第7話 僕自身は考えたくなかった
「ねえねえ、さっきから人の話ばかりじゃん。茂兄ってば。自分はどうなの? 」
葵が身を乗り出して愉しそうに訊いて来る時はぜっっったいに、彼女……
この際だ。この四人がきっちり集まって、将来の話なんて語り合うのは初めてだし、これから先あるかないか分からない。僕は本音をぶつけてみようと思った。
「僕は……社長なんて『器』『ガラ』じゃない。僕には荷が重過ぎる。本音を言うと、杉崎はお前に継いで欲しかったんだ……」
「ええぇ~!この葵ちゃんにぃ……」
「おま、お前な、冗談ぬかすなよ!コイツに社長なんて不可能だろ?会社を潰す気かよ!」
「ちょっとぉ、始兄、酷くなぁい?」
「だってお前、一年後くらいしか先の事考えられないんだろ? 会社なんてもっともっと先の事考えながら足元見続けるんだぜ?到底無理だろうが」
「そりゃまあ、そうだけど……なんかムカつく」
「茂生君は何かしたい事があったの
?」
基が心配そうな顔をしている。コイツはいつも全体的に物を見ている様だ。人の顔色も見ている。始に少しは分けてやりたい。てか、分けてやれよ。
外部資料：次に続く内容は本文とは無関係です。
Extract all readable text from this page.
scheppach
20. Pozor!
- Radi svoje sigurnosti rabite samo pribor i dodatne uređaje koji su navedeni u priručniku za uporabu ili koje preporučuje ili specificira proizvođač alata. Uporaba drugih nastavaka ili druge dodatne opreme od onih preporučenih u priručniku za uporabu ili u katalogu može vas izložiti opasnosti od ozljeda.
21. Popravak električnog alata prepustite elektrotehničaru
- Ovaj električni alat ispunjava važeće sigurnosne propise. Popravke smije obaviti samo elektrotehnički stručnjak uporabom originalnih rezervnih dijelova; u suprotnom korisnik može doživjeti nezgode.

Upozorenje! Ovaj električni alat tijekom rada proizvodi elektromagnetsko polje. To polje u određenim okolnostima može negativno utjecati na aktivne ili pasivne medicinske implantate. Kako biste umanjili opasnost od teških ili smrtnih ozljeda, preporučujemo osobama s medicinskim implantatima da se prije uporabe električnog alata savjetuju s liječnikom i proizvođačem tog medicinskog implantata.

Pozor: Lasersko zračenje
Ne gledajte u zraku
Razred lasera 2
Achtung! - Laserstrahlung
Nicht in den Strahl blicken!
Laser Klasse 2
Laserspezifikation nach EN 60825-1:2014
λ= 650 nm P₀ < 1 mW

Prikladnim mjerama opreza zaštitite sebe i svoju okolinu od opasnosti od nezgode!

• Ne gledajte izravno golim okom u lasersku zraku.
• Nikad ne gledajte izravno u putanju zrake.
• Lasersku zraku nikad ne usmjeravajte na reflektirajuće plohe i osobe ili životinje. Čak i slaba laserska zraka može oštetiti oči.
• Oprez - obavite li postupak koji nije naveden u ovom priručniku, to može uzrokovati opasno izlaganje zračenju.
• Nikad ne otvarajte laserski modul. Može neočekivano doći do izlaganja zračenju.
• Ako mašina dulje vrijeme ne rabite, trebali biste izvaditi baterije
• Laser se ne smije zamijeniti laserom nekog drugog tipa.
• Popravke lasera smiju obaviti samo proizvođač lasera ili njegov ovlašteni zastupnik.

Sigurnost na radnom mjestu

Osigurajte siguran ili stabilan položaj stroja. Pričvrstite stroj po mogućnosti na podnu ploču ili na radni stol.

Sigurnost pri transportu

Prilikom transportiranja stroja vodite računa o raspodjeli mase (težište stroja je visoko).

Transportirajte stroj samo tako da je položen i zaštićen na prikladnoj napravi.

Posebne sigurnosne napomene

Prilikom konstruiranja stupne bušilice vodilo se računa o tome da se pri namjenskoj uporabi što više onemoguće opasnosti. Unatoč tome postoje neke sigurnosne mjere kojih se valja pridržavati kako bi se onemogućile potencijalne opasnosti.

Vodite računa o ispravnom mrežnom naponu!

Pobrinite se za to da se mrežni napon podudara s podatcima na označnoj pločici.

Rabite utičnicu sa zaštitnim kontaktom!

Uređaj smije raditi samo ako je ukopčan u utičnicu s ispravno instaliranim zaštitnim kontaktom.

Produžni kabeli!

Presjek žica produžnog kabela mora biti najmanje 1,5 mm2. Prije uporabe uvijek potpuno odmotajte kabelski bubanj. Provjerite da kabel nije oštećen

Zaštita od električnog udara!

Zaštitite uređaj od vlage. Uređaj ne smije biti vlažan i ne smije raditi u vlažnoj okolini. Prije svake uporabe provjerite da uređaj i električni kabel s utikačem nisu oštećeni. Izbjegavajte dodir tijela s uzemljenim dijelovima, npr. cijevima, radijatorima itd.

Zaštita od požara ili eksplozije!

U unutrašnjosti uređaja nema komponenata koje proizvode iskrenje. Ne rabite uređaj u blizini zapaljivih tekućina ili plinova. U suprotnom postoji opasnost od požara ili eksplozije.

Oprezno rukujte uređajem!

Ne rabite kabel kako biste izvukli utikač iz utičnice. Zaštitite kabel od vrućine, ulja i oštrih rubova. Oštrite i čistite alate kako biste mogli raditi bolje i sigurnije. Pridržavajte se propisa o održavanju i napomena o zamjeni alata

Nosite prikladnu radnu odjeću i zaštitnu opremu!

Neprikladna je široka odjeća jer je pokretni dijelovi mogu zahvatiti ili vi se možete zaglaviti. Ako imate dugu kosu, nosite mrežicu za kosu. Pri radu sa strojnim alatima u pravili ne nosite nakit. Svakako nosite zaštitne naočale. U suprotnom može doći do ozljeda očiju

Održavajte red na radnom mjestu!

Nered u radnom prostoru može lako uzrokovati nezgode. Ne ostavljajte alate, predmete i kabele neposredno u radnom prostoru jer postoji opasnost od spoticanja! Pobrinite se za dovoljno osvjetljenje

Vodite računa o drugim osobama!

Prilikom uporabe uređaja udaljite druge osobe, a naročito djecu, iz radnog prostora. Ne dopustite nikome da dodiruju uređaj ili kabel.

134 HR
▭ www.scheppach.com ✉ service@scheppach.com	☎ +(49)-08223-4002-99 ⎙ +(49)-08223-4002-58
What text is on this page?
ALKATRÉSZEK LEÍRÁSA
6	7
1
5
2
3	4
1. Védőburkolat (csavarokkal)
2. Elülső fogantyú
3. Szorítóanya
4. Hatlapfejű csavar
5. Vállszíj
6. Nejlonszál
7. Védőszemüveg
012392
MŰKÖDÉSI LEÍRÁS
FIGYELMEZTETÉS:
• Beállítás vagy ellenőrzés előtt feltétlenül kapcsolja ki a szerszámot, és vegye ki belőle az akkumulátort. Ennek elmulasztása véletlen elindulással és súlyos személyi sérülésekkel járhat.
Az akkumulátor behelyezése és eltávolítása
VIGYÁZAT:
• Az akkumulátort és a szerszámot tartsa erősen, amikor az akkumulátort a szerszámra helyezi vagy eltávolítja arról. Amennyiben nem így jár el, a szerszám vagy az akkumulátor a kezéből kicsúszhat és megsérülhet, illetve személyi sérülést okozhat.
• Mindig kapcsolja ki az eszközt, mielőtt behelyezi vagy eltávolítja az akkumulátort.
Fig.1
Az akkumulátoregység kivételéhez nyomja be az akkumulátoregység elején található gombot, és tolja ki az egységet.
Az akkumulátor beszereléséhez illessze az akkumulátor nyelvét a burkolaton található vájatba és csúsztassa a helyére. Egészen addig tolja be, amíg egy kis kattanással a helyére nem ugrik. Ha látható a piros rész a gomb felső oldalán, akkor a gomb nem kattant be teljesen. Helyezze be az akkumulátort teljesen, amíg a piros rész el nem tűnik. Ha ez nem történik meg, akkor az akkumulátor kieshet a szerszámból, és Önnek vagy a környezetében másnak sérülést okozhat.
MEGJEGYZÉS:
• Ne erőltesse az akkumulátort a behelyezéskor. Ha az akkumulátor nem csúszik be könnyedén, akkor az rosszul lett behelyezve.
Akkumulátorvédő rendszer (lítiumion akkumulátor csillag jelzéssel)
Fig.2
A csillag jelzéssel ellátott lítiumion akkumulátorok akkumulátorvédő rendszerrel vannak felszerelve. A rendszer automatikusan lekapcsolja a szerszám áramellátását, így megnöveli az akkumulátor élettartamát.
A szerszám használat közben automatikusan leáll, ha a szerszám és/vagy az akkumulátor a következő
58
「僕か? やりたい事……はこれと言ってないけど……」
「『けど?』」
ハモるなよ、おまえら!三人で!
「ごく普通に就職して……ごく普通に結婚して……ごく普通な人生を送りたい、な……と……」
「えっ? それって、あの法子さんと、って事? 」
お前はそっちの話にどうしても持って行きたいのな……。
「何、のりこちゃんて彼女の名前? 葵、良く知ってるな」
「そーなんだよ、始兄、聞いてくれる? 茂兄ったらねぇ、ちゃっかり塾で彼女作ってんの。隣の市まで遠出して勉強してるかと思ったらさあ」
「うるさいな!遊びに行ってる訳ないだろう!ちゃんと勉強しに通っているんだからな! ……彼女は……偶然知り合っただけで……」
実は始は全て知っている。お前役者が出来そうだな。
あ、マズい。話が法子に行ってしまった!
「……俺、初耳だ……お前良く俺に黙ってたな?」
基が心外そうに呟く。そうだよな。珍しい。いくら偶然デート中に葵と楓に発見されたからと言って……詳細を知っている始はともかく、この弟が基に黙っていたなんて。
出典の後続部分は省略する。